Sabtu 21 Januari 2012 pukul 04.10,
kumandang azan yang mendayu membangunkan pagiku. Seperti kebiasaanku
ketika di asrama PPSDMS, meski dalam keadaan setengah sadar, aku akan
bergegas sholat berjamaah. Udara dingin desa Bojong menjadi godaan
tersendiri bagiku untuk mendirikan sholat. Akan tetapi, Puput, adik
angkatku, yang berusia 3 tahun dengan penuh semangat menghampiri kamarku
dan mengajakku berjamaah dengannya dan kakaknya Fariz (10 tahun). Dia
sepertinya sangat senang diajar sholat sejak pertama kali aku datang ke
rumah ibu bapak dan mengajak si kecil sholat.
Sahabat,
pagi ini selepas subuh, aku mempersiapkan media belajar sambil ditemani
senandung almatsurat dari netbookku. Rutinitas yang berbeda dari
hari-hari biasanya. Ini adalah hari pertamaku mengajar di SD 2 Bojong,
Kecamatan Pamempeuk, Garut. Aku bukanlah seorang guru, tapi dengan
seizin Allah, Ia memberikanku kesempatan selama 23 hari menjadi bagian
dari 30 pengajar Gerakan UI Mengajar. Sebuah
kesempatan untuk berbagi inspirasi dan mimpi. Sebuah peluang untuk
mengabdi nyata pada bangsa dari kini, di tengah kesibukan aktivitas
belajar di kampus, orbganisasi, dan tentunya dakwah kampus.

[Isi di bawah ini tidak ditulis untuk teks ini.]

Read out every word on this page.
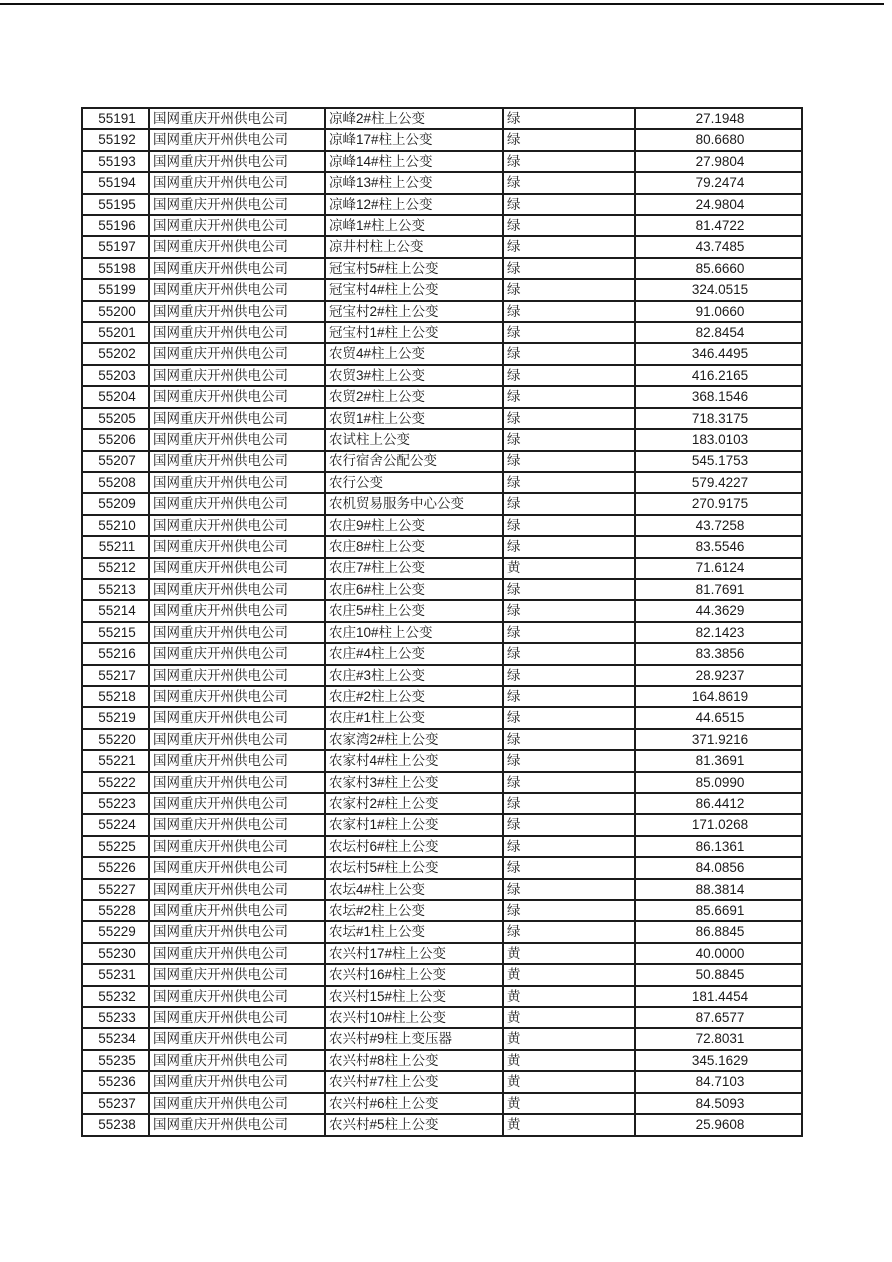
55191	国网重庆开州供电公司	凉峰2#柱上公变	绿	27.1948
55192	国网重庆开州供电公司	凉峰17#柱上公变	绿	80.6680
55193	国网重庆开州供电公司	凉峰14#柱上公变	绿	27.9804
55194	国网重庆开州供电公司	凉峰13#柱上公变	绿	79.2474
55195	国网重庆开州供电公司	凉峰12#柱上公变	绿	24.9804
55196	国网重庆开州供电公司	凉峰1#柱上公变	绿	81.4722
55197	国网重庆开州供电公司	凉井村柱上公变	绿	43.7485
55198	国网重庆开州供电公司	冠宝村5#柱上公变	绿	85.6660
55199	国网重庆开州供电公司	冠宝村4#柱上公变	绿	324.0515
55200	国网重庆开州供电公司	冠宝村2#柱上公变	绿	91.0660
55201	国网重庆开州供电公司	冠宝村1#柱上公变	绿	82.8454
55202	国网重庆开州供电公司	农贸4#柱上公变	绿	346.4495
55203	国网重庆开州供电公司	农贸3#柱上公变	绿	416.2165
55204	国网重庆开州供电公司	农贸2#柱上公变	绿	368.1546
55205	国网重庆开州供电公司	农贸1#柱上公变	绿	718.3175
55206	国网重庆开州供电公司	农试柱上公变	绿	183.0103
55207	国网重庆开州供电公司	农行宿舍公配公变	绿	545.1753
55208	国网重庆开州供电公司	农行公变	绿	579.4227
55209	国网重庆开州供电公司	农机贸易服务中心公变	绿	270.9175
55210	国网重庆开州供电公司	农庄9#柱上公变	绿	43.7258
55211	国网重庆开州供电公司	农庄8#柱上公变	绿	83.5546
55212	国网重庆开州供电公司	农庄7#柱上公变	黄	71.6124
55213	国网重庆开州供电公司	农庄6#柱上公变	绿	81.7691
55214	国网重庆开州供电公司	农庄5#柱上公变	绿	44.3629
55215	国网重庆开州供电公司	农庄10#柱上公变	绿	82.1423
55216	国网重庆开州供电公司	农庄#4柱上公变	绿	83.3856
55217	国网重庆开州供电公司	农庄#3柱上公变	绿	28.9237
55218	国网重庆开州供电公司	农庄#2柱上公变	绿	164.8619
55219	国网重庆开州供电公司	农庄#1柱上公变	绿	44.6515
55220	国网重庆开州供电公司	农家湾2#柱上公变	绿	371.9216
55221	国网重庆开州供电公司	农家村4#柱上公变	绿	81.3691
55222	国网重庆开州供电公司	农家村3#柱上公变	绿	85.0990
55223	国网重庆开州供电公司	农家村2#柱上公变	绿	86.4412
55224	国网重庆开州供电公司	农家村1#柱上公变	绿	171.0268
55225	国网重庆开州供电公司	农坛村6#柱上公变	绿	86.1361
55226	国网重庆开州供电公司	农坛村5#柱上公变	绿	84.0856
55227	国网重庆开州供电公司	农坛4#柱上公变	绿	88.3814
55228	国网重庆开州供电公司	农坛#2柱上公变	绿	85.6691
55229	国网重庆开州供电公司	农坛#1柱上公变	绿	86.8845
55230	国网重庆开州供电公司	农兴村17#柱上公变	黄	40.0000
55231	国网重庆开州供电公司	农兴村16#柱上公变	黄	50.8845
55232	国网重庆开州供电公司	农兴村15#柱上公变	黄	181.4454
55233	国网重庆开州供电公司	农兴村10#柱上公变	黄	87.6577
55234	国网重庆开州供电公司	农兴村#9柱上变压器	黄	72.8031
55235	国网重庆开州供电公司	农兴村#8柱上公变	黄	345.1629
55236	国网重庆开州供电公司	农兴村#7柱上公变	黄	84.7103
55237	国网重庆开州供电公司	农兴村#6柱上公变	黄	84.5093
55238	国网重庆开州供电公司	农兴村#5柱上公变	黄	25.9608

Pagi ini kumulai dengan membaca kembali pesan seorang teman
‘Said
Qutb berkata orang besar adalah orang yang memikirkan dan
memperjuangkan kebaikan untuk masyarakatnya. Semangat mengabdi, Bu Guru’.
Pesan-pesan
semangat dan harapan dari sahabat-sahabatku seperti inilah selalu
memberikan spirit tersendiri bagiku. Hingga menjadikan aku berpikir
berkali-kali, “apa yang bisa kuperbuat sebagai pengajar disini agar 23
hari kehadiranku bisa dirasakan manfaatnya oleh anak-anakku menuju
sekolah yang lebih madani.
Kubuka
catatanku dan sebuah harapan besar tertoreh di halaman pertamanya
“Menjadi Guru yang dekat dari hati ke hati”. Bismillah Ya Allah. Aku
ingat dahulu aku berangan sekali agar anak-anakku bisa meneladani keteladan sederhana Rasulullah. Aku juga berangan agar bisa membantu mereka menjadi pribadi aktif, partispatif, berani bermimpi, kreatif dan mengetahui potensi diri.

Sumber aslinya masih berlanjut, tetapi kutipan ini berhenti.